Великих тамбурмажоров было всего четверо. Принято считать, что все они итальянцы. Хотя один из них, Сальвадор Романо, граф Сальвадор Антонович, не только родился в России, но и, будучи ярым противником всяких вояжей, никогда не покидал ее пределов без чрезвычайной надобности. Его первый и, по всей вероятности, наиболее осведомленный биограф Степан Харузин настойчиво подчеркивает, что даже из своего излюбленного имения на Юге России, в Малом Мишкине, где кроме его небольшой усадьбы, заброшенной дачи атамана Платова и дюжины накрепко вросших в пологий холм куреней, обретался еще выстроенный на его пожертвование, предусмотрительно обнесенный высокой стеной из пиленого ракушечника приют умалишенных — затейливой архитектуры дом, густо обросший с фасада дикой лозой и кучерявым плющом, он выезжал крайне редко. В Венеции, на родине Антонио Романо, своего «непоседливого батюшки» (так называл его сам Сальвадор), он побывал лишь однажды, незадолго до смерти, в 1900 году. Вернувшись домой — зачем-то окольным путем, на пароходе «Санкт-Петербург», ходившем в Россию через Атлантический океан с трехдневной остановкой в Гавре, — он заявил в коротком интервью корреспонденту «Южного телеграфа», что город, «возросший по прихоти деятельного разума на островах лагуны», произвел на него «удручающее впечатление своей назойливой красотою» и что если он и мечтает о чем-нибудь (корреспондент стал расспрашивать его, девяностошестилетнего старика, о мечтах!), так это о том, чтобы больше не ездить в Венецию… в Рим, в Петербург, в Стамбул… «И куда бы то ни было, сударь. Ибо склонность к путешествиям — порочна!» «После этих слов, — пишет удивленный корреспондент, — он, как бы салютуя, вдруг вскинул к полям цилиндра необычайной длины указательный палец, украшенный ослепительным солитером, нетерпеливо махнул перчаткой моложавому кучеру, и его легонький фаэтон, запряженный парой рыжих ганноверанов, быстро помчался по Михайловской площади Новочеркасска в сторону почтового тракта…»

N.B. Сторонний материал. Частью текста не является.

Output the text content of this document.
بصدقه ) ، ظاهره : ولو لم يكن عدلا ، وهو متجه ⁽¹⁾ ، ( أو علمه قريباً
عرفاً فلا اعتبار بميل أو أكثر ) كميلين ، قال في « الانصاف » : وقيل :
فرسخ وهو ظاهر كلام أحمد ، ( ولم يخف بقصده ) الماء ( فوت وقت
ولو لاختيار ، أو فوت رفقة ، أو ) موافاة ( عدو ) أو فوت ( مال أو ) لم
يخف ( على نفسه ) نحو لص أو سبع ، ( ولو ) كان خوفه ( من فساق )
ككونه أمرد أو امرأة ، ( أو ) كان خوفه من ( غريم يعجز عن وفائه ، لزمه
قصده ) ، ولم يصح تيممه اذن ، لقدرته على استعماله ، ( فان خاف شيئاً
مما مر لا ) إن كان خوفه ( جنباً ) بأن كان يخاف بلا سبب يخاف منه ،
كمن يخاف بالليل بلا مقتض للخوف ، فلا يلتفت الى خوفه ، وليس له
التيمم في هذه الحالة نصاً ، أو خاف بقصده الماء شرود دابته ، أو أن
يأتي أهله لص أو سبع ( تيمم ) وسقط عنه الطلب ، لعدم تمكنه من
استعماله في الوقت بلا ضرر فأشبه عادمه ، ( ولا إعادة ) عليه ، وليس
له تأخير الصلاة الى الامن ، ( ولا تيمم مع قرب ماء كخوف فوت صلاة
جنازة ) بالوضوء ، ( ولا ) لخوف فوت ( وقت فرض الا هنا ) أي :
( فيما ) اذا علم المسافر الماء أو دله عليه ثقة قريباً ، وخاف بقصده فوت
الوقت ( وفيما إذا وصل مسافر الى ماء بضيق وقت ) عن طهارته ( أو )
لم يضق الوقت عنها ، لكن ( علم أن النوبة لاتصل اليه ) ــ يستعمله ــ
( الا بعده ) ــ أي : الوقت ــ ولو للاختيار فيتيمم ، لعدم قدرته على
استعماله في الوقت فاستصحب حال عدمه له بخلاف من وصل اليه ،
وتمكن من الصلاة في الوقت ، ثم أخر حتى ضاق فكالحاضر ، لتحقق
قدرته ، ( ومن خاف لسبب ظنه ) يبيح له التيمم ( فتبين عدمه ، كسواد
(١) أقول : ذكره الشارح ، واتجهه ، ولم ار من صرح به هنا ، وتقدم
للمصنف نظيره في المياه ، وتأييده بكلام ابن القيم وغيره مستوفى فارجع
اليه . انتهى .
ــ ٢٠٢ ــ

О своей ненависти к путешествиям и путешественникам Сальвадор говорил почти во всех интервью, и с особенной пылкостью, с какой-то грозной настойчивостью, — «прямо-таки с апостольским жаром», замечает Харузин, — в тех, которые он давал летом 1898 года на Всемирном состязании тамбурмажоров в Фонтенбло. На этом поистине историческом состязании — самом продолжительном в XIX веке и по числу участников не превзойденном до нынешних дней (2300 тамбурмажоров из 49 государств, включая Заскар, Бутан и Мустанг, оспаривали первенство) — Сальвадор, как известно, последний раз в жизни облачился в расшитый золотой канителью, щедро украшенный искрящимися галунами мундир фельдфебеля музыкальной команды и взял в руки тамбурмажорский жезл. Французские газеты писали потом, что он вращал и подбрасывал его, маршируя в течение десяти часов на плацу с отрядом неуемных барабанщиков и ротой неутомимых гренадеров, уже с нечеловеческой ловкостью — «с обезьяньей ловкостью», как выразился более определенно корреспондент бостонской спиритической газеты Herald of Truth: «Я не видел зрелища более восхитительного и ужасающего в своей непостижимости, — писал американец, — чем то, которое явила нам в Фонтенбло эта яростная и человеколюбивая горилла в позументах, воздвигнувшая где-то в сарматских степях России сумасшедший дом для военных музыкантов. Полагаю, что именно в этом доме, среди свихнувшихся валторнистов, флейтистов и трубачей, Сальвадор и закончит свои дни, ибо искусство его уже давно достигло тех лучезарных высот, выше которых простирается сфера чистейшего идиотизма!»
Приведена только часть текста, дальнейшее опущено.